Governor James Orengo, at the time of the cancellation, said new dates would be communicated. Nothing has been said of the event to date.

It is the second time MPs have rejected expenditures that were executed ahead of their approval; the first involved the Sh6 billion Telkom buyout.

In the latter, MPs rejected the expenditure and directed the Ethics and Anti-Corruption Commission (EACC) to investigate the matter with a view to recovering the funds.

MPs have yet to approve expenditures amounting to Sh4 billion under the Uhuru Kenyatta-era maize subsidy. It remains unclear how the funds will be recovered.

The latest rejection has opened a debate about how the government uses, and abuses, the constitutional provision meant for genuine emergencies.

Article 223 of the Constitution allows the National Government to incur expenditure without prior parliamentary approval.

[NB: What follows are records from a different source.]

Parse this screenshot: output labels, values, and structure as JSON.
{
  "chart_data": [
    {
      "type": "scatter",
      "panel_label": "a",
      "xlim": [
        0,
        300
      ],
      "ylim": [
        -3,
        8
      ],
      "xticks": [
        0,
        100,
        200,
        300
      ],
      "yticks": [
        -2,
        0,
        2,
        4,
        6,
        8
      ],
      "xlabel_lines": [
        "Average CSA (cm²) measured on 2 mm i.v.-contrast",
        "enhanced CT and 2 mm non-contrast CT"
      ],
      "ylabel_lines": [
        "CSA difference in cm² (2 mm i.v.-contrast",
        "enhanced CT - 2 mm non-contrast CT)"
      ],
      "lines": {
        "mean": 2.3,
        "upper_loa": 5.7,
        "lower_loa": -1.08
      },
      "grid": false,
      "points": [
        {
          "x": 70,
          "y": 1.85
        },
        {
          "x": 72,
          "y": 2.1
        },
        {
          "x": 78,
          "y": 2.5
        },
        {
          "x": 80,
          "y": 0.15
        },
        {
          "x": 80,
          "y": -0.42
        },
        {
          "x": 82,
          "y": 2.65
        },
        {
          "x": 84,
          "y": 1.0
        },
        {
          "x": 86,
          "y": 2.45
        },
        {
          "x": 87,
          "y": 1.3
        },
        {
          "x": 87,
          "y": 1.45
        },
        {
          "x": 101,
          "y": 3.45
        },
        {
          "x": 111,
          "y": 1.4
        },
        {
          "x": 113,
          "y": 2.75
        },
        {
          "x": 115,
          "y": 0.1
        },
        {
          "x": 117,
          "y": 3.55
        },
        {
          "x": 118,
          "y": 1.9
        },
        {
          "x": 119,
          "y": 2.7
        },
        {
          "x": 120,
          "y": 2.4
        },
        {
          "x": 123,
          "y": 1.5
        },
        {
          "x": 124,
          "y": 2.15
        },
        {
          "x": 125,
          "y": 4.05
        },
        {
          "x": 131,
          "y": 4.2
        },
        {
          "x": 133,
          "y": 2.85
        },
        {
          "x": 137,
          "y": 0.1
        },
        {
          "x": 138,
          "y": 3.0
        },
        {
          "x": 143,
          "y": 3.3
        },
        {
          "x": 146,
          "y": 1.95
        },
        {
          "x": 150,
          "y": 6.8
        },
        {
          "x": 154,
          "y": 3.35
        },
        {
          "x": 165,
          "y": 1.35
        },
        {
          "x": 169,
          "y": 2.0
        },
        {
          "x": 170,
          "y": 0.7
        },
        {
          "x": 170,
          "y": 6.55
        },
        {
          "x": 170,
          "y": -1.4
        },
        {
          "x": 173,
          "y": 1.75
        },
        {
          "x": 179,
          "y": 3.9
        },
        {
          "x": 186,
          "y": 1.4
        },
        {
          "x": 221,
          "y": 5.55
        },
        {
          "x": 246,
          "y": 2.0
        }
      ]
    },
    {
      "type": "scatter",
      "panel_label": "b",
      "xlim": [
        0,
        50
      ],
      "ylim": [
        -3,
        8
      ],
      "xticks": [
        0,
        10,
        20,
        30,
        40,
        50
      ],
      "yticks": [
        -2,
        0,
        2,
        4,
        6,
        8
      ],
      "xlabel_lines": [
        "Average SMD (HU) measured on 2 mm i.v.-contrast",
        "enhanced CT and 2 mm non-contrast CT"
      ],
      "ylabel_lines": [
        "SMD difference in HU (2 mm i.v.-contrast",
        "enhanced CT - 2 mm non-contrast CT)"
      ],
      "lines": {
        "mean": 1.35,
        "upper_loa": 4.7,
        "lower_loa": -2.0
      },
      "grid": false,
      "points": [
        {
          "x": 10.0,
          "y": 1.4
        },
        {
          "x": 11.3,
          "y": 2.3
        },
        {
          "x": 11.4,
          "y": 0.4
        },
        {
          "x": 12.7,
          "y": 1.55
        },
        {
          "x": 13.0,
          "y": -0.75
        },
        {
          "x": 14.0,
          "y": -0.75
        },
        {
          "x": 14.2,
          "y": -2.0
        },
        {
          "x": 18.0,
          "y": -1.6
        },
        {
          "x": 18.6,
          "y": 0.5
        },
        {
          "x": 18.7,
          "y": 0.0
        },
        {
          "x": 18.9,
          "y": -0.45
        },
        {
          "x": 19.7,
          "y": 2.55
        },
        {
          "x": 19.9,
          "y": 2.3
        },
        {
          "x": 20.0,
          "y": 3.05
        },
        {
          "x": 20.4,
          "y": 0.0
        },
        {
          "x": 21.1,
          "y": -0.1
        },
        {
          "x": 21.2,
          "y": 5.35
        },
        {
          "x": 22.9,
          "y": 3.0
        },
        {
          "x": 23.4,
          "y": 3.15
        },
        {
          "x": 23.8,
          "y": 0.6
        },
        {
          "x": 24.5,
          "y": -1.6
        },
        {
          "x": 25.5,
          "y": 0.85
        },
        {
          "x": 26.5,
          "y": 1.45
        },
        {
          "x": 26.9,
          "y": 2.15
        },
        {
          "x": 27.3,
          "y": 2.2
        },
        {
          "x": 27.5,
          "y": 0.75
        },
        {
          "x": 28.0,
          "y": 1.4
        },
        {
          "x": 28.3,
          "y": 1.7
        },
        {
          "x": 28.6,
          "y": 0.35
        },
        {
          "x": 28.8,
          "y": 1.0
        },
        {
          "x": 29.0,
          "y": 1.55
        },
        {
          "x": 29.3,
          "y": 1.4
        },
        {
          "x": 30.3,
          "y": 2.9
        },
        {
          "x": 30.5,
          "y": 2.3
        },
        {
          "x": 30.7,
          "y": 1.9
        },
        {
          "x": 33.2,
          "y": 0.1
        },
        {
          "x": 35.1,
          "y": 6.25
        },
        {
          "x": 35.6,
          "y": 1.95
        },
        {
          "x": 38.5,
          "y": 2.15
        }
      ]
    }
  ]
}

Ideally, it should apply where funds are insufficient, where no provision was made, or where money is withdrawn from the Contingencies Fund.

The Constitution requires that such expenditure be reported to Parliament within two months for approval.

In this financial year alone, the National Treasury approved Sh245.9 billion under Article 223, comprising Sh44.8 billion in recurrent expenditure and Sh56.7 billion in development expenditure.

Another Sh144.4 billion was expended under Consolidated Fund Services, primarily for the buyback of government bonds.

Of the Sh245 billion, Sh185.8 billion has already been disbursed, including the Sh144.4 billion for bond buybacks and Sh9 billion for social protection and food relief.

Also disbursed were Sh5.5 billion for internal security operations, Sh3.8 billion for university lecturers' salary arrears, and Sh3.1 billion for national examinations.

The House team observed that some of the expenditures, while important, "were not truly unforeseen and could have either been incorporated in the original estimates.”

MPs, while not naming which other expenditures fell into this category, held that the government may be using the emergency provision as a way out for poor budget planning.

The committee has given Treasury CS John Mbadi up to September 30, 2026, to submit to Parliament trends of allocations under Article 223.

They want the report to include the proportion of such expenditures to the approved budget by vote or spending entity for the period FY 2022-23 to date.

"This information will help the National Assembly address the growing reliance on Article 223 spending, which continues to reduce the credibility of the approved annual budget," the report says.

Earlier this year, the Controller of Budget flagged billions of shillings in irregular commitments under similar provisions.